The underlying insurance policy was issued by Certain Underwriters at Lloyd’s London and contained an arbitration clause. The court applied the Convention on the Recognition and Enforcement of Foreign Arbitral Awards (also known as the New York Convention) under the FAA. The court found that all four requirements under the Convention were met. The court easily determined that there was a written agreement and that the agreement arose out of a commercial relationship. With respect to the requirement that the agreement provide for arbitration in the territory of a signatory of the Convention, the court found that the requirement was met where the insurance policy (although separate from the arbitration clause), provided that “any action brought against [the insurer] must be in the United States of America, ‘in a court having proper jurisdiction.'” And regarding the final requirement of the Convention, that a party to the agreement is not an American citizen or that the commercial relationship has a reasonable relation with a foreign state, the court found it was met because a portion of the insurance policy was subscribed to by Lloyd’s Syndicate 2001, which is wholly owned by a company that is organized and principally based in the United Kingdom.
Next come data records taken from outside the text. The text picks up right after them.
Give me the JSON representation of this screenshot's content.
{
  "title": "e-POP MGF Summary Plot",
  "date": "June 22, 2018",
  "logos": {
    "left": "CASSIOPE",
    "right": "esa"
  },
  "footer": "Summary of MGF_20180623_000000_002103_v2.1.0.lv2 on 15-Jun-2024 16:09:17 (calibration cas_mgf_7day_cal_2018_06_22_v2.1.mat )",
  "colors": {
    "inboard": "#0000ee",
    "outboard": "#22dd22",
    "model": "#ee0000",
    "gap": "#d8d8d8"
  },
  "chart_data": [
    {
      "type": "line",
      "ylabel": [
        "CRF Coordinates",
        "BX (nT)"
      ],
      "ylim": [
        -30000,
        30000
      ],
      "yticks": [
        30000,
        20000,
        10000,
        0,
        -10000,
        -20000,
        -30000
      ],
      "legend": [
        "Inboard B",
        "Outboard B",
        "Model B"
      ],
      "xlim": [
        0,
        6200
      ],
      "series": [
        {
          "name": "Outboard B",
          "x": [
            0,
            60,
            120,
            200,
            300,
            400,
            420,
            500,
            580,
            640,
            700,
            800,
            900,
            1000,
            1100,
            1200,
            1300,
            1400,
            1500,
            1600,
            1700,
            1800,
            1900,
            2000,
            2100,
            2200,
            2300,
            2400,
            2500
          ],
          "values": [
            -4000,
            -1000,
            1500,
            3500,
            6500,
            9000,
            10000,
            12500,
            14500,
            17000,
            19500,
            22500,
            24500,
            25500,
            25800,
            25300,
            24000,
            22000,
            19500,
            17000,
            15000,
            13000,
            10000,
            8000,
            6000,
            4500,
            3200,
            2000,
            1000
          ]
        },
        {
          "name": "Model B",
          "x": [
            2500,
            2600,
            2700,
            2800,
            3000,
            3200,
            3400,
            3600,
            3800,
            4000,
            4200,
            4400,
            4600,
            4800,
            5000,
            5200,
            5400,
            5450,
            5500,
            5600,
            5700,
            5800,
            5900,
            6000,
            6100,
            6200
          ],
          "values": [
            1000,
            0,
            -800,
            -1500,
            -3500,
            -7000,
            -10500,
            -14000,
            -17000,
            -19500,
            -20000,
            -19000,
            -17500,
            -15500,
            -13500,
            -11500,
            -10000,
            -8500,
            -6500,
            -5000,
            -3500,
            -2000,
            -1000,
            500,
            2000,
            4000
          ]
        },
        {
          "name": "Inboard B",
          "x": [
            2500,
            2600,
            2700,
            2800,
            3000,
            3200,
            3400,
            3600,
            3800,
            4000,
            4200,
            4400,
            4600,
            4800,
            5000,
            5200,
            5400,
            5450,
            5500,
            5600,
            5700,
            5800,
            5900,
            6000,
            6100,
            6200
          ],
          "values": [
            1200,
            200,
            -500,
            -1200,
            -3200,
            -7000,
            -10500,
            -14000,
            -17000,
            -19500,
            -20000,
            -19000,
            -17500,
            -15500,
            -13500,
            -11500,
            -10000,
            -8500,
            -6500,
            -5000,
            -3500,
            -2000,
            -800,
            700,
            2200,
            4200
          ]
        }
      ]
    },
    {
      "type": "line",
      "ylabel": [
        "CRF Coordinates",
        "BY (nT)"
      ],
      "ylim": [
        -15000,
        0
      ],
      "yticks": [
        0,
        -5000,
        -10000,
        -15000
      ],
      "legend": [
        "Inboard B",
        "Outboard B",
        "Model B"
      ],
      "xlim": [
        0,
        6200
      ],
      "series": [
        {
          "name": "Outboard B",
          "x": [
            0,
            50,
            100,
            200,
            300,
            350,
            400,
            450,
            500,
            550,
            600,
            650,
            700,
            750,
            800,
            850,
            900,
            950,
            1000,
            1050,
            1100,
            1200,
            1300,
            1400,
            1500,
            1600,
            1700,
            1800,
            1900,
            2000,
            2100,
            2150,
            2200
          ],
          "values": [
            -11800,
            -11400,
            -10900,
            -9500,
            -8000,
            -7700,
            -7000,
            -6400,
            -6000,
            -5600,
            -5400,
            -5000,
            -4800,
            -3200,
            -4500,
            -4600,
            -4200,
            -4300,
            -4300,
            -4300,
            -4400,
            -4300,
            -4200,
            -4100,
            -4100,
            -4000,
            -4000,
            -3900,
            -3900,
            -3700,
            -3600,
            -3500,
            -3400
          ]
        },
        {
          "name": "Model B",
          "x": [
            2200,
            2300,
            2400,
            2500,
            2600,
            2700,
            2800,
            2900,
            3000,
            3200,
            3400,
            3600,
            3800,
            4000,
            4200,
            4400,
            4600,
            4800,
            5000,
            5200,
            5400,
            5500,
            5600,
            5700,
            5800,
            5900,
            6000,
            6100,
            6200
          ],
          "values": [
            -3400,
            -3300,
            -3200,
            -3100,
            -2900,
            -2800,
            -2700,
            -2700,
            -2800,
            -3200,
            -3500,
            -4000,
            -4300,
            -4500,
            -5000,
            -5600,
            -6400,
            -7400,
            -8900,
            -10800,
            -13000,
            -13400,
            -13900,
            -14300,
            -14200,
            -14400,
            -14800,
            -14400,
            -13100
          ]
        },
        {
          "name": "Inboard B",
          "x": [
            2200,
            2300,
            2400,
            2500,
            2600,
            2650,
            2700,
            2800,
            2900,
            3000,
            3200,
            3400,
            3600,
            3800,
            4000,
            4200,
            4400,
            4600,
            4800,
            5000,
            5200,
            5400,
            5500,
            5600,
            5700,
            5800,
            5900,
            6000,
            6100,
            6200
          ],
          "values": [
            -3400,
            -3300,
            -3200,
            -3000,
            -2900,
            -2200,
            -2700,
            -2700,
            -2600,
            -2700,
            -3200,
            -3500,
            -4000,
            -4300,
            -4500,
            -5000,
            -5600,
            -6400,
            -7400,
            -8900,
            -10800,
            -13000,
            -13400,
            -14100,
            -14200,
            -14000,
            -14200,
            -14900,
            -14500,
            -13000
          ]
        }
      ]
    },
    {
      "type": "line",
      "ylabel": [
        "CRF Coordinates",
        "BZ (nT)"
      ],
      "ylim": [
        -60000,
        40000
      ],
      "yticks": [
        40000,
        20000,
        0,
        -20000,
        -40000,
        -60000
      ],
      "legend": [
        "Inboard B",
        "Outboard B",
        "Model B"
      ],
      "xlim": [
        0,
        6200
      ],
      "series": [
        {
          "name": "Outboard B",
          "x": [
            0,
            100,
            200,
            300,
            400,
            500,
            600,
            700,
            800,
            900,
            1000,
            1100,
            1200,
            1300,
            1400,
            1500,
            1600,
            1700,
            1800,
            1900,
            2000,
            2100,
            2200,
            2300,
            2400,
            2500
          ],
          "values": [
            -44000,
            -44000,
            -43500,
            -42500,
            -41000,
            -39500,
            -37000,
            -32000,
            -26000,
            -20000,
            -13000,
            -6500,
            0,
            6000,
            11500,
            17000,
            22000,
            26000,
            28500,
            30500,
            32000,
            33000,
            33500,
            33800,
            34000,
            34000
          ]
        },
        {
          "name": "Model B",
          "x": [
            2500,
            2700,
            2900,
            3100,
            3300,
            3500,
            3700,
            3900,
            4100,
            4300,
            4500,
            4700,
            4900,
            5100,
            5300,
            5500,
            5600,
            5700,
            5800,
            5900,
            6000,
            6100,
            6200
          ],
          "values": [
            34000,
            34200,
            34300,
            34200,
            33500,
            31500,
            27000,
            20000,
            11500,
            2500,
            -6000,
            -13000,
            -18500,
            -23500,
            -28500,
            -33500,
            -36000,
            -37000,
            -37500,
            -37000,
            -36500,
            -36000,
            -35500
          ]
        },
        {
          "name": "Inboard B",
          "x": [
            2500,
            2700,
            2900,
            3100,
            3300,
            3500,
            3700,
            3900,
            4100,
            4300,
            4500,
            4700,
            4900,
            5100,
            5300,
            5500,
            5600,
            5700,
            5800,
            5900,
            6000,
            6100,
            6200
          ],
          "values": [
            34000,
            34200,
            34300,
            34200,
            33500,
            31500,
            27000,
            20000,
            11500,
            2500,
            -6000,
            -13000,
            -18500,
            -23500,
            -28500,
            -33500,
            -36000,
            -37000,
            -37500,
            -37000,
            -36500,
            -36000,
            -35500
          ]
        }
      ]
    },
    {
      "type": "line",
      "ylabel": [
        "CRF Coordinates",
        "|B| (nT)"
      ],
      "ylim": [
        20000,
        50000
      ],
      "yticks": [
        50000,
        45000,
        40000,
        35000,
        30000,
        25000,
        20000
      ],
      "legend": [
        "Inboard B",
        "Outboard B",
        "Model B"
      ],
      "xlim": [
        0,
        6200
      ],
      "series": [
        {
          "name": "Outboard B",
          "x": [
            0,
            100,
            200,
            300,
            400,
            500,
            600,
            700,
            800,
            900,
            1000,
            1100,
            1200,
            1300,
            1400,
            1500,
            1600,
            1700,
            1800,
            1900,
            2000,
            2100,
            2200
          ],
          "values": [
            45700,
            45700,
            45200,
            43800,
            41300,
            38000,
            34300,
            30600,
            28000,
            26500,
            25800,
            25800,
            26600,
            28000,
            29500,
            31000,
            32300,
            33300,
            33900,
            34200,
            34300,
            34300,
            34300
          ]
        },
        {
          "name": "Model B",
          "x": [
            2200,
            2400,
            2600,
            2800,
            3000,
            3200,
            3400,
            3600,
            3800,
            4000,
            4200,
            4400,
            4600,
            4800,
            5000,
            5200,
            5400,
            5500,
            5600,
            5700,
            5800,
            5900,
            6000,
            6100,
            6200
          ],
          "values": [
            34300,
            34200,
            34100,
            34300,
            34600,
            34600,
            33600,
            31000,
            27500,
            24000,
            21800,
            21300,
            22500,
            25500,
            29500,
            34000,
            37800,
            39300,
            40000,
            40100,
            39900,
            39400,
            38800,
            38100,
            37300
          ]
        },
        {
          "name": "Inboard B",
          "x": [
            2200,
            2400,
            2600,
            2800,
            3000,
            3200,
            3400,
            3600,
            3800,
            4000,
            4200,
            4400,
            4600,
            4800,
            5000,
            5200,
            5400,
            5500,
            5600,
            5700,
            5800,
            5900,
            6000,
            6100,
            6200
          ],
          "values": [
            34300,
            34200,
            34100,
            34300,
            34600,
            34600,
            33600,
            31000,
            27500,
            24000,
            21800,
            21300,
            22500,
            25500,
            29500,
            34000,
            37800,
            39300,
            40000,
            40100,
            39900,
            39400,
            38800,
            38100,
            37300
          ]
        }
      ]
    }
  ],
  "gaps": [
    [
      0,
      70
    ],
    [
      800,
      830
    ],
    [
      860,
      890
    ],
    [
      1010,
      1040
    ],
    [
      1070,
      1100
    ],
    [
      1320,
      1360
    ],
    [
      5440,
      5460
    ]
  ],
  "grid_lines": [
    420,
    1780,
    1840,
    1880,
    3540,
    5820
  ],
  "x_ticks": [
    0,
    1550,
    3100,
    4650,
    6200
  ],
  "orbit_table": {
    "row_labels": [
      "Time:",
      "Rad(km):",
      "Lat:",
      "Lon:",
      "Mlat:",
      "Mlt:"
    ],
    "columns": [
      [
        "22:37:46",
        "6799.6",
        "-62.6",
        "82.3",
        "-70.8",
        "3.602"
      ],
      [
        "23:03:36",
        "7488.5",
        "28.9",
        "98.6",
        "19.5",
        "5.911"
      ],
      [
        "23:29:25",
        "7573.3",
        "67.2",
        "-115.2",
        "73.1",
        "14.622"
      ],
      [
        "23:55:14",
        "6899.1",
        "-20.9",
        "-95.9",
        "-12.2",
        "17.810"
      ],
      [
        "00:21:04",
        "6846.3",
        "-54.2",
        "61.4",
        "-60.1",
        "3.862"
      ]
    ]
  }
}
Although Section 3 of the FAA states that district courts “shall” stay proceedings pending arbitration upon the motion of a party, the court found that it is appropriate to dismiss the lawsuit where all of the issues presented are arbitrable and the plaintiff has not requested a stay. The complaint only raised one claim, which the court found subject to arbitration, and the plaintiff did not respond to the motion to compel or otherwise request a stay. As a result, the court dismissed the complaint with prejudice.
German Int’l Sch. of Fort Lauderdale, LLC v. Certain Underwriters at Lloyd’s, London, No. 0:19-cv-60741 (S.D. Fla. May 14, 2019).